Am Mittwochabend gegen 19 Uhr werden auf dem Marktplatz zwei jugendliche Betreuer eines Wahlkampfstands der Partei Die Linke angegriffen. Die 15- und 18-jährigen Standbetreuer werden aus einer unbekannten Gruppe Jugendlicher erst wiederholt mit Gewalt bedroht und beleidigt, wobei auch ein Schlagstock vorgezeigt wird. Zudem zeigt einer der Jugendlichen den Hitlergruß. Als drei erwachsene Parteimitglieder versuchen zu schlichten, werden auch sie bedroht und beleidigt. Schließlich gehen die Jugendlichen die am Stand anwesenden Personen auch körperlich an. Die beiden jüngeren Betroffenen halten daraufhin ihre Pfefferspraydosen hoch, setzen diese jedoch nicht ein. Erst mit dem Eintreffen der Polizei beruhigt sich die Situation. Die Beamten stellen zwei Reizstoffsprühdosen sicher. Ein Schlagstock wird bei der anschließenden Durchsuchung der Angreifergruppe nicht gefunden. Nach Angaben der Partei liegt jedoch ein Video vor, das das Tragen eines Schlagstockes durch einen der Angreifer zeigt. Die Polizei leitet mehrere Ermittlungsverfahren gegen drei Jugendliche im Alter zwischen 14 und 17 Jahren ein. Die minderjährigen Beteiligten werden an ihre Erziehungsberechtigten übergeben.   
Polizeirevier Burgenlandkreis, 07.05.26 / Mitteldeutsche Zeitung, 11.05.26   

28.04.2026 Halle (Saale) 

28.04.2026 Halle (Saale) 

Kurz vor der Halbzeit des Spiels FC Halle Neustadt II gegen die Mannschaft des Roten Sterns Halle II gehen ca. sieben bis neun offensichtliche Rechte zu den Fans des Roten Sterns Halle. Sie bauen sich direkt neben ihnen auf und beleidigen sie u.a als „Scheiß Zecken”. Es fallen Aussagen wie „Für euch machen wir die KZs wieder auf!“ und „Euch Zecken schlagen wir heute behindert!”. Erst als ein unbeteiligter Zuschauer den Eindruck erweckt, die Polizei zu rufen, begibt sich die Gruppe wieder auf die andere Seite des Spielfeldes. Nach Beendigung des Spiels warten die Rechten am Ausgang auf die Fans des Roten Sterns, bauen sich bedrohlich auf und beleidigen sie erneut und mehrfach als „Zecken”. Den betroffenen Fans gelingt es schließlich, unverletzt das Fußballspiel zu verlassen.  
Anlaufstelle Süd (eigener Bericht) 

Jahresbilanz der Mobilen Opferberatung 2025

Jahresbilanz der Mobilen Opferberatung 2025

Mobile Opferberatung, 27.04.2026
229 rechte, rassistische, antisemitische und queerfeindliche Angriffe mit 307 direkt Betroffenen hat die Mobile Opferberatung für das Jahr 2025 in Sachsen-Anhalt dokumentiert. Damit gab es im vergangenen Jahr statistisch gesehen vier bis fünf rechte Angriffe pro Woche. Im Verhältnis zur Bevölkerungszahl von 2,1 Millionen Menschen werden somit in Sachsen-Anhalt mit 6,7 rechten Angriffen pro 100.000 Einwohner*innen etwa drei Mal so viele rechte Gewalttaten verübt wie im Durchschnitt in den westdeutschen Flächenländern. Der Rückgang bei der Gesamtzahl der Angriffe im Vergleich zum Vorjahr von rund 20 Prozent (2024: 290) ist kein Anlass zur Entwarnung. Dies zeigt u.a. der Anstieg bei Angriffen gegen politische Gegner*innen.
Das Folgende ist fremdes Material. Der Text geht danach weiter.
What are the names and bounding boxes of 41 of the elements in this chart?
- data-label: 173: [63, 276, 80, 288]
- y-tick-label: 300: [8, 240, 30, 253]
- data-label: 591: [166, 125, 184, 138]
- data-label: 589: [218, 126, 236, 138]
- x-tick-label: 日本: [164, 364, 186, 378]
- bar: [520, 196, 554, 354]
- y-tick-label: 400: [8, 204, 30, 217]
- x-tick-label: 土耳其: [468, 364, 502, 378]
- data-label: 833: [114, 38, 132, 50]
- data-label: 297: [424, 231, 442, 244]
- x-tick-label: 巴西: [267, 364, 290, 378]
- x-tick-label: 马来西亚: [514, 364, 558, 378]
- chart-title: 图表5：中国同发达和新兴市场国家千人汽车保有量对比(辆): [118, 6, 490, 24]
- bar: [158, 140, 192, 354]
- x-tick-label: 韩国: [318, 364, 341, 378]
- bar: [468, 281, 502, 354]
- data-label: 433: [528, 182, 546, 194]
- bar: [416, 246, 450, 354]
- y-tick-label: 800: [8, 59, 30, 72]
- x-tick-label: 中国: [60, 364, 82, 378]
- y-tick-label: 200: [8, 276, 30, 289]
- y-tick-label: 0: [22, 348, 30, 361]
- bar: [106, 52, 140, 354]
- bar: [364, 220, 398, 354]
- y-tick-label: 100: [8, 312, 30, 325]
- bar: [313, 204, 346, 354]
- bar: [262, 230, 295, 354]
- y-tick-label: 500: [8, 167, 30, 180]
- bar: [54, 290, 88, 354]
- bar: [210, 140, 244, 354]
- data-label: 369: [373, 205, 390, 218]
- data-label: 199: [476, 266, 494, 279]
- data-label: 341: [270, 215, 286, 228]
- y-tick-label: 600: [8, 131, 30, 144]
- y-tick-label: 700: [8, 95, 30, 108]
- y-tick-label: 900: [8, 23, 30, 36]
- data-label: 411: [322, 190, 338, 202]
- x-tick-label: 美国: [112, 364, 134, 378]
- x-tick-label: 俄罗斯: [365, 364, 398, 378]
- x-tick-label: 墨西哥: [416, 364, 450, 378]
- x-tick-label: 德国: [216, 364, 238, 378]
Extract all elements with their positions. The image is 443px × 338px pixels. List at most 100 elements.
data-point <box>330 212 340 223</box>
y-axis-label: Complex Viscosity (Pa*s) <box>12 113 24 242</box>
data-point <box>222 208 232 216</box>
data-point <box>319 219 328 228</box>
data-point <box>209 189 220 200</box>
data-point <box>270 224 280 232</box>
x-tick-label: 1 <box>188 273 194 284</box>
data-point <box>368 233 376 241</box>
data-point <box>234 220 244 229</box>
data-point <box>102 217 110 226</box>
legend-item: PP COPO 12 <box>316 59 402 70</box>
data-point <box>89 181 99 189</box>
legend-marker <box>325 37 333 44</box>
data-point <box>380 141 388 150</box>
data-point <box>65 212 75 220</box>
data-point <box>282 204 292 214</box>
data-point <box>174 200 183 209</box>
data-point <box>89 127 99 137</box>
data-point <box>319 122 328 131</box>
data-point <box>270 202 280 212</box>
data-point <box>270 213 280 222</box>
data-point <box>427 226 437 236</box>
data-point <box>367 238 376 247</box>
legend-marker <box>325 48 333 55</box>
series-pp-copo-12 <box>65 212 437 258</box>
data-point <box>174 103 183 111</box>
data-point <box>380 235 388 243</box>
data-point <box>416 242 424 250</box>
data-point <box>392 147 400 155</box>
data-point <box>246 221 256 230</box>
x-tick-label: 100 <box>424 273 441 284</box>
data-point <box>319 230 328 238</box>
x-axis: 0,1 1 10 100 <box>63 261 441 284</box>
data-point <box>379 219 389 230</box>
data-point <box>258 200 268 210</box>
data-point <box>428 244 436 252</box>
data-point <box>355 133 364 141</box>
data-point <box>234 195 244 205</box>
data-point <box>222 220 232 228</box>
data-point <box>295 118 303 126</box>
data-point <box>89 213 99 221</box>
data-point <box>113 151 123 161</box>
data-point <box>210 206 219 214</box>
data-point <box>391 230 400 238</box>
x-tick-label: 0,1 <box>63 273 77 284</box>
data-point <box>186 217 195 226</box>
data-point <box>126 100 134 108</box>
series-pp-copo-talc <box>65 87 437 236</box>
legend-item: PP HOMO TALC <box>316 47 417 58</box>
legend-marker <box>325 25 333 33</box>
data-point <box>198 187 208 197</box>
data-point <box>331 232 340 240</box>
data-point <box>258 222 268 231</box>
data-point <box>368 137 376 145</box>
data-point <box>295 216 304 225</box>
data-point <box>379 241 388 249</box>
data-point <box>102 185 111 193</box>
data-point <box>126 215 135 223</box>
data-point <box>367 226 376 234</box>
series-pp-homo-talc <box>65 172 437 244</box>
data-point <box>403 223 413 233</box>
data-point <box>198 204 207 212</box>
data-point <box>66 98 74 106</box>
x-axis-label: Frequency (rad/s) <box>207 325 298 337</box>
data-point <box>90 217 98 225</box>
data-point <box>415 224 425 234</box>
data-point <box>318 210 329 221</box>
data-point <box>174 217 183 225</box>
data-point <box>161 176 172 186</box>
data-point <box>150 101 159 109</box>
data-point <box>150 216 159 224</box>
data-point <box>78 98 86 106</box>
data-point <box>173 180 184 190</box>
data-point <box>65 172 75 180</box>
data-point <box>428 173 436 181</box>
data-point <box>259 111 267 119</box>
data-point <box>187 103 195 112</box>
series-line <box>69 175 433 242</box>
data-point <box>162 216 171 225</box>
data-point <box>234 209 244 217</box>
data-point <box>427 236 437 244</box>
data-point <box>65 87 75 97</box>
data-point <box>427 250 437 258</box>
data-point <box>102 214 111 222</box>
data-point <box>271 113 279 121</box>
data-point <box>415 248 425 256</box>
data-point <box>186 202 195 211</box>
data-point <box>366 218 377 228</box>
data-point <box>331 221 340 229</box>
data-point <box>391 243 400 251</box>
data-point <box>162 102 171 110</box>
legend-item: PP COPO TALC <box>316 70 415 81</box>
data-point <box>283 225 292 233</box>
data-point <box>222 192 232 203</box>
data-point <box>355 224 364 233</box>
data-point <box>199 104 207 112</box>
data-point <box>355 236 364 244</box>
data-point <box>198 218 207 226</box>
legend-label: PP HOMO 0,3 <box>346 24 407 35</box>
21.04.2026 Rogätz (Börde) 

21.04.2026 Rogätz (Börde) 

Am Dienstagabend gegen 18:50 Uhr wird eine dreiköpfige Gruppe mit osteuropäischer Herkunft im Einkaufsmarkt in der Cröchernschen Straße von einem Mann massiv beleidigt und angegriffen. Die Betroffenen, zwei Männer und eine Frau, stehen im Kassenbereich, als ein 48-jähriger Mann sie massiv beschimpft. Die Frau wird zunächst ins Gesicht gespuckt und später auf dem Parkplatz des Marktes mit der Faust geschlagen. Die drei Betroffenen entfernen sich anschließend vom Ort. Zwei Zeugen verständigen die Polizei.